Thursday, March 29, 2012




THE POWER OF

CELINE

On the way home from the theatre I stopped at the liquor store to buy a four pack of vodka coolers. Silently waxing nostalgic on my last trip to Vegas to see Elton I encouraged myself to indulge in a little Smirnoff induced glee. Having just been to the opening night of Bliss at Buddies, a theatre that differs from Caesar's Palace in one crucial way - they don't let you take a bucket of Budweiser cans to your seat with you - I was in the mood for a cheap nightcap of the chilly kind. I've never seen Celine at the palace but I wonder if her fans also get to indulge in an iconic brand of American booze while they sit and adore her. I sure hope so.

If Salvador Dali had lived to paint a mural in the lobby of the theatre built for Celine Dion, only a limousine ride away from her palatial custom built home, it might have looked like the text of Bliss sounds. It would have moved in and out of desert locales with babies melting into the landscape and the outline of Walmarts would have marked a burning horizon. Inverted lips, inside out skeletons, fleur-de-lis, and cracked maple leaves might have littered the foreground. But it was not meant to be. Instead we have the beautifully written, surreal, poetic seventy-minute long performance/play currently running at Buddies In Bad Times Theatre. For half-crazed fans and mordant detractors this is a fine example of ensemble acting that elevates the cult of the Dion phenomenon to new and staggering heights of real and imagined devotion.

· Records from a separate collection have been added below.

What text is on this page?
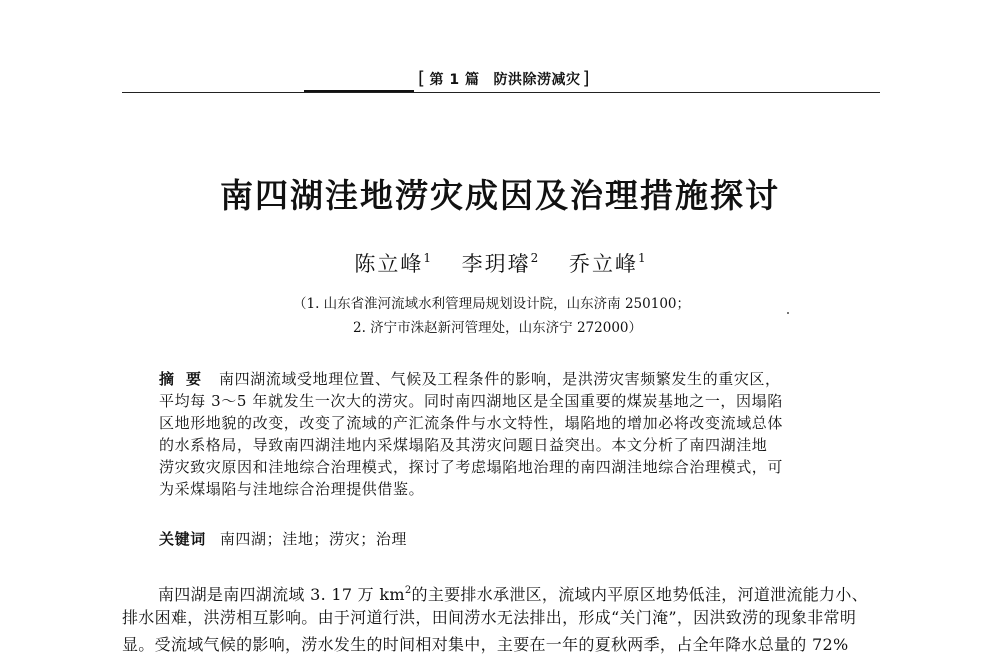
[ 第 1 篇 防洪除涝减灾 ]
南四湖洼地涝灾成因及治理措施探讨
陈立峰$^1$ 李玥璿$^2$ 乔立峰$^1$
（1. 山东省淮河流域水利管理局规划设计院，山东济南 250100；
2. 济宁市洙赵新河管理处，山东济宁 272000）
摘要 南四湖流域受地理位置、气候及工程条件的影响，是洪涝灾害频繁发生的重灾区，
平均每 3～5 年就发生一次大的涝灾。同时南四湖地区是全国重要的煤炭基地之一，因塌陷
区地形地貌的改变，改变了流域的产汇流条件与水文特性，塌陷地的增加必将改变流域总体
的水系格局，导致南四湖洼地内采煤塌陷及其涝灾问题日益突出。本文分析了南四湖洼地
涝灾致灾原因和洼地综合治理模式，探讨了考虑塌陷地治理的南四湖洼地综合治理模式，可
为采煤塌陷与洼地综合治理提供借鉴。
关键词 南四湖；洼地；涝灾；治理
南四湖是南四湖流域 3. 17 万 $km^2$的主要排水承泄区，流域内平原区地势低洼，河道泄流能力小、
排水困难，洪涝相互影响。由于河道行洪，田间涝水无法排出，形成“关门淹”，因洪致涝的现象非常明
显。受流域气候的影响，涝水发生的时间相对集中，主要在一年的夏秋两季，占全年降水总量的 72%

Olivier Choinière’s script, translated by Caryl Churchill and brought to life under the sharply conceived and stylish direction of Steven McCarthy, reads like a narrative long poem for four voices in search of a plot. Delphine Bienvenu, Jean Robert Bourdage, Trent Pardy, and France Rolland deliver layered and passionate performances as they create an ensemble of images and narrative strands that are at once harrowing, beautiful, comical, moving, and absurd. Set and costume design by James Lavoie creates a glistening, uniform brand of intrigue that unfolds by the end of the piece and plants the audience firmly within the realm of the ordinary and the sublime.

I am one of those people who claims to love Celine, rarely listens to her music, defends her with an embarrassed ambivalence, and is half-ashamed to admit to any of this. Now that I have seen Bliss I love her a little less, but not much less. In my vodka infused icepack of chilled, distilled, and unfulfilled emotion she remains an icon to be reckoned with from a part of culture that high society seems to have disengaged from a very long time ago, leaving her and her loved ones alone in a series of mirage-like tableaus, ensconced within a posh, seemingly blissful Mojave compound (or an island in Laval) and surrounded by the spoils of millions of fans, and millions - upon millions - of dollars.